Day #3 found Susan, Ernie & I getting up early for breakfast and then Susan & I hit the road to WWWanda’s. We had spent the evening before making centers for Susan’s contribution to the 2-day candy making marathon. I made Strawberry centers for BonBons. I’ll include my recipe at the bottom of this post.
Apache Kat and I made friends quickly. Apache sleeps in the bathroom so we spent lots of one-on-one girl time with each other. 🙂 PB also took to me right away.
Susan and I talked all the way to Wanda’s house in Winters, TX. after a brief stop at a gas station. It was *so* nice to be able to spend time with Susan—just the 2 of us. We tell each other that we’re long lost sisters separated at birth. Lol. We are so much alike. We got to Wanda’s and walked into some serious candy making going on.
Some of these pictures, I just can’t remember who took them! So, if a picture belongs to you, please let me know so I can give you credit. They have the art of melting chocolate and keeping it warm for dipping down to a fine science. They melt it in the microwave and keep it warm in an electric skillet with water not quite to the simmering point. I heard Wanda say that if steam was coming off the water, that it was too hot.

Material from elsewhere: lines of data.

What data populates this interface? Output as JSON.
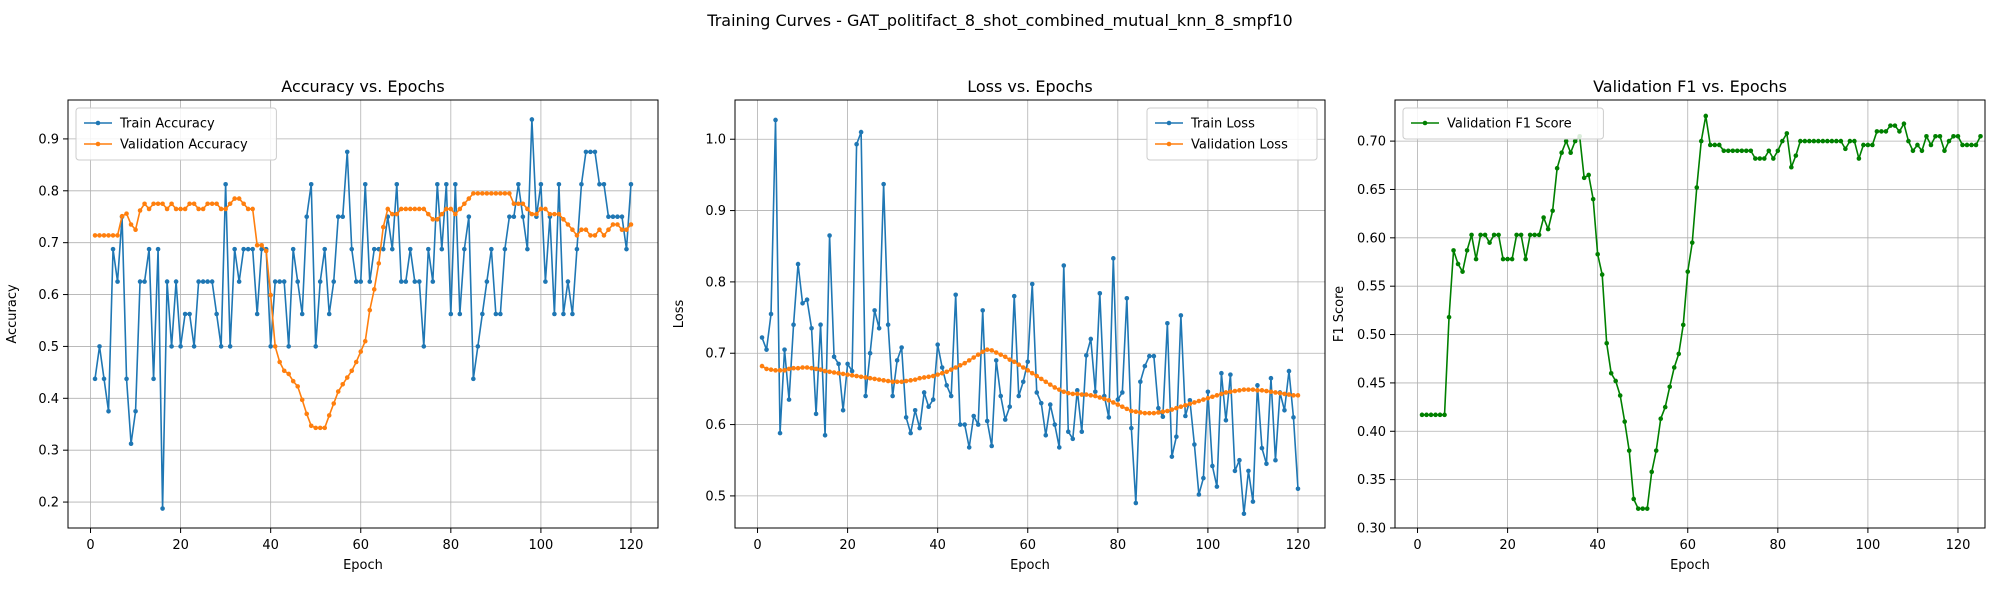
{
  "figure": {
    "suptitle": "Training Curves - GAT_politifact_8_shot_combined_mutual_knn_8_smpf10"
  },
  "chart_data": [
    {
      "type": "line",
      "title": "Accuracy vs. Epochs",
      "xlabel": "Epoch",
      "ylabel": "Accuracy",
      "xlim": [
        -5,
        126
      ],
      "ylim": [
        0.15,
        0.975
      ],
      "xticks": [
        0,
        20,
        40,
        60,
        80,
        100,
        120
      ],
      "yticks": [
        0.2,
        0.3,
        0.4,
        0.5,
        0.6,
        0.7,
        0.8,
        0.9
      ],
      "ytick_labels": [
        "0.2",
        "0.3",
        "0.4",
        "0.5",
        "0.6",
        "0.7",
        "0.8",
        "0.9"
      ],
      "grid": true,
      "legend": "upper-left",
      "series": [
        {
          "name": "Train Accuracy",
          "color": "#1f77b4",
          "values": [
            0.4375,
            0.5,
            0.4375,
            0.375,
            0.6875,
            0.625,
            0.75,
            0.4375,
            0.3125,
            0.375,
            0.625,
            0.625,
            0.6875,
            0.4375,
            0.6875,
            0.1875,
            0.625,
            0.5,
            0.625,
            0.5,
            0.5625,
            0.5625,
            0.5,
            0.625,
            0.625,
            0.625,
            0.625,
            0.5625,
            0.5,
            0.8125,
            0.5,
            0.6875,
            0.625,
            0.6875,
            0.6875,
            0.6875,
            0.5625,
            0.6875,
            0.6875,
            0.5,
            0.625,
            0.625,
            0.625,
            0.5,
            0.6875,
            0.625,
            0.5625,
            0.75,
            0.8125,
            0.5,
            0.625,
            0.6875,
            0.5625,
            0.625,
            0.75,
            0.75,
            0.875,
            0.6875,
            0.625,
            0.625,
            0.8125,
            0.625,
            0.6875,
            0.6875,
            0.6875,
            0.75,
            0.6875,
            0.8125,
            0.625,
            0.625,
            0.6875,
            0.625,
            0.625,
            0.5,
            0.6875,
            0.625,
            0.8125,
            0.6875,
            0.8125,
            0.5625,
            0.8125,
            0.5625,
            0.6875,
            0.75,
            0.4375,
            0.5,
            0.5625,
            0.625,
            0.6875,
            0.5625,
            0.5625,
            0.6875,
            0.75,
            0.75,
            0.8125,
            0.75,
            0.6875,
            0.9375,
            0.75,
            0.8125,
            0.625,
            0.75,
            0.5625,
            0.8125,
            0.5625,
            0.625,
            0.5625,
            0.6875,
            0.8125,
            0.875,
            0.875,
            0.875,
            0.8125,
            0.8125,
            0.75,
            0.75,
            0.75,
            0.75,
            0.6875,
            0.8125
          ]
        },
        {
          "name": "Validation Accuracy",
          "color": "#ff7f0e",
          "values": [
            0.714,
            0.714,
            0.714,
            0.714,
            0.714,
            0.714,
            0.751,
            0.756,
            0.735,
            0.725,
            0.762,
            0.775,
            0.765,
            0.775,
            0.775,
            0.775,
            0.765,
            0.775,
            0.765,
            0.765,
            0.765,
            0.775,
            0.775,
            0.765,
            0.765,
            0.775,
            0.775,
            0.775,
            0.765,
            0.765,
            0.775,
            0.785,
            0.785,
            0.775,
            0.765,
            0.765,
            0.695,
            0.695,
            0.684,
            0.599,
            0.5,
            0.47,
            0.453,
            0.447,
            0.433,
            0.423,
            0.397,
            0.37,
            0.347,
            0.343,
            0.343,
            0.343,
            0.367,
            0.39,
            0.413,
            0.427,
            0.44,
            0.453,
            0.47,
            0.49,
            0.51,
            0.57,
            0.61,
            0.66,
            0.73,
            0.765,
            0.755,
            0.755,
            0.765,
            0.765,
            0.765,
            0.765,
            0.765,
            0.765,
            0.755,
            0.745,
            0.745,
            0.755,
            0.765,
            0.765,
            0.755,
            0.765,
            0.775,
            0.785,
            0.795,
            0.795,
            0.795,
            0.795,
            0.795,
            0.795,
            0.795,
            0.795,
            0.795,
            0.775,
            0.775,
            0.775,
            0.765,
            0.755,
            0.755,
            0.765,
            0.765,
            0.755,
            0.755,
            0.755,
            0.745,
            0.735,
            0.725,
            0.714,
            0.725,
            0.725,
            0.714,
            0.714,
            0.725,
            0.714,
            0.725,
            0.735,
            0.735,
            0.725,
            0.725,
            0.735
          ]
        }
      ]
    },
    {
      "type": "line",
      "title": "Loss vs. Epochs",
      "xlabel": "Epoch",
      "ylabel": "Loss",
      "xlim": [
        -5,
        126
      ],
      "ylim": [
        0.455,
        1.055
      ],
      "xticks": [
        0,
        20,
        40,
        60,
        80,
        100,
        120
      ],
      "yticks": [
        0.5,
        0.6,
        0.7,
        0.8,
        0.9,
        1.0
      ],
      "ytick_labels": [
        "0.5",
        "0.6",
        "0.7",
        "0.8",
        "0.9",
        "1.0"
      ],
      "grid": true,
      "legend": "upper-right",
      "series": [
        {
          "name": "Train Loss",
          "color": "#1f77b4",
          "values": [
            0.722,
            0.705,
            0.755,
            1.027,
            0.588,
            0.705,
            0.635,
            0.74,
            0.825,
            0.77,
            0.775,
            0.735,
            0.615,
            0.74,
            0.585,
            0.865,
            0.695,
            0.685,
            0.62,
            0.685,
            0.675,
            0.993,
            1.01,
            0.64,
            0.7,
            0.76,
            0.735,
            0.937,
            0.74,
            0.64,
            0.69,
            0.708,
            0.61,
            0.588,
            0.62,
            0.595,
            0.645,
            0.625,
            0.635,
            0.712,
            0.68,
            0.655,
            0.64,
            0.782,
            0.6,
            0.6,
            0.568,
            0.612,
            0.6,
            0.76,
            0.605,
            0.57,
            0.69,
            0.64,
            0.607,
            0.625,
            0.78,
            0.64,
            0.66,
            0.688,
            0.797,
            0.645,
            0.63,
            0.585,
            0.628,
            0.6,
            0.568,
            0.823,
            0.59,
            0.58,
            0.648,
            0.59,
            0.697,
            0.72,
            0.646,
            0.784,
            0.64,
            0.61,
            0.833,
            0.635,
            0.645,
            0.777,
            0.595,
            0.49,
            0.66,
            0.682,
            0.696,
            0.696,
            0.623,
            0.611,
            0.742,
            0.555,
            0.583,
            0.753,
            0.612,
            0.634,
            0.572,
            0.502,
            0.525,
            0.646,
            0.542,
            0.513,
            0.672,
            0.606,
            0.67,
            0.535,
            0.55,
            0.475,
            0.535,
            0.492,
            0.655,
            0.567,
            0.545,
            0.665,
            0.55,
            0.645,
            0.62,
            0.675,
            0.61,
            0.51
          ]
        },
        {
          "name": "Validation Loss",
          "color": "#ff7f0e",
          "values": [
            0.682,
            0.678,
            0.677,
            0.676,
            0.676,
            0.676,
            0.678,
            0.679,
            0.679,
            0.68,
            0.68,
            0.679,
            0.678,
            0.677,
            0.675,
            0.674,
            0.673,
            0.672,
            0.671,
            0.67,
            0.669,
            0.668,
            0.667,
            0.666,
            0.665,
            0.664,
            0.663,
            0.662,
            0.661,
            0.66,
            0.66,
            0.66,
            0.661,
            0.662,
            0.663,
            0.665,
            0.666,
            0.667,
            0.668,
            0.67,
            0.672,
            0.674,
            0.677,
            0.68,
            0.683,
            0.686,
            0.69,
            0.694,
            0.698,
            0.702,
            0.705,
            0.704,
            0.701,
            0.698,
            0.695,
            0.691,
            0.688,
            0.684,
            0.68,
            0.676,
            0.672,
            0.668,
            0.664,
            0.66,
            0.656,
            0.652,
            0.649,
            0.646,
            0.644,
            0.643,
            0.643,
            0.642,
            0.642,
            0.641,
            0.64,
            0.638,
            0.636,
            0.634,
            0.631,
            0.628,
            0.625,
            0.622,
            0.619,
            0.618,
            0.617,
            0.616,
            0.616,
            0.616,
            0.617,
            0.618,
            0.619,
            0.621,
            0.623,
            0.625,
            0.627,
            0.629,
            0.631,
            0.633,
            0.635,
            0.637,
            0.639,
            0.641,
            0.643,
            0.645,
            0.646,
            0.647,
            0.648,
            0.649,
            0.649,
            0.649,
            0.648,
            0.648,
            0.647,
            0.646,
            0.645,
            0.644,
            0.643,
            0.642,
            0.641,
            0.641
          ]
        }
      ]
    },
    {
      "type": "line",
      "title": "Validation F1 vs. Epochs",
      "xlabel": "Epoch",
      "ylabel": "F1 Score",
      "xlim": [
        -5,
        126
      ],
      "ylim": [
        0.3,
        0.7425
      ],
      "xticks": [
        0,
        20,
        40,
        60,
        80,
        100,
        120
      ],
      "yticks": [
        0.3,
        0.35,
        0.4,
        0.45,
        0.5,
        0.55,
        0.6,
        0.65,
        0.7
      ],
      "ytick_labels": [
        "0.30",
        "0.35",
        "0.40",
        "0.45",
        "0.50",
        "0.55",
        "0.60",
        "0.65",
        "0.70"
      ],
      "grid": true,
      "legend": "upper-left",
      "series": [
        {
          "name": "Validation F1 Score",
          "color": "#008000",
          "values": [
            0.417,
            0.417,
            0.417,
            0.417,
            0.417,
            0.417,
            0.518,
            0.587,
            0.573,
            0.565,
            0.587,
            0.603,
            0.578,
            0.603,
            0.603,
            0.595,
            0.603,
            0.603,
            0.578,
            0.578,
            0.578,
            0.603,
            0.603,
            0.578,
            0.603,
            0.603,
            0.603,
            0.621,
            0.609,
            0.628,
            0.672,
            0.688,
            0.7,
            0.688,
            0.7,
            0.705,
            0.662,
            0.665,
            0.64,
            0.583,
            0.562,
            0.491,
            0.46,
            0.452,
            0.437,
            0.41,
            0.38,
            0.33,
            0.32,
            0.32,
            0.32,
            0.358,
            0.38,
            0.413,
            0.425,
            0.446,
            0.466,
            0.48,
            0.51,
            0.565,
            0.595,
            0.652,
            0.7,
            0.726,
            0.696,
            0.696,
            0.696,
            0.69,
            0.69,
            0.69,
            0.69,
            0.69,
            0.69,
            0.69,
            0.682,
            0.682,
            0.682,
            0.69,
            0.682,
            0.69,
            0.7,
            0.708,
            0.673,
            0.685,
            0.7,
            0.7,
            0.7,
            0.7,
            0.7,
            0.7,
            0.7,
            0.7,
            0.7,
            0.7,
            0.692,
            0.7,
            0.7,
            0.682,
            0.696,
            0.696,
            0.696,
            0.71,
            0.71,
            0.71,
            0.716,
            0.716,
            0.71,
            0.718,
            0.7,
            0.69,
            0.696,
            0.69,
            0.705,
            0.696,
            0.705,
            0.705,
            0.69,
            0.7,
            0.705,
            0.705,
            0.696,
            0.696,
            0.696,
            0.696,
            0.705
          ]
        }
      ]
    }
  ]
}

If you drop chocolate in the water, it’s just lost because you can’t mix water & chocolate.
This is one of the beds in Wanda’s house that was covered with candies. In front are mint. The reddish ones to the left are my strawberry centers. I think those are apricot on the right by mine and I don’t know what those in the back are.
Vonda was the candy sorter. She did a great job. She labeled everyones’ containers and equally divided the candies among us all. Containers being filled. These had orange truffles, chocolate covered toffee, and I think butterfingers.
They’re pointing to me because I had on Wanda’s apron. 🙂
We got back to Coleman in time to meet Ernie for dinner at a local Mexican restaurant. Good food, great friends, and a day filled with fun. It doesn’t get much better than that.
From the kitchen of Sheryl Till
- 2 pounds sifted confectioner’s sugar
- 1 can sweetened condensed milk
- 2 sticks salted butter
- 2 small or 1 large box strawberry gelatin
- 2 cups chopped freeze dried strawberries (you can get these at WalMart or Trader Joe’s)
- 3 cups finely chopped pecans
Melt butter and pour into large bowl with condensed sweetened milk. Mix together well.
Add strawberry gelatin and freeze dried strawberries to milk/butter mixture and mix well. Allow to sit for 30 minutes to allow gelatin to soften.
Add the other ingredients and mix together thoroughly.
Shape into balls and chill until firm.
Dip chilled balls in dipping chocolate (dark, regular, or white) and allow to cool.
You may add a piece of freeze dried strawberry to the top of bonbons for decoration before the chocolate sets.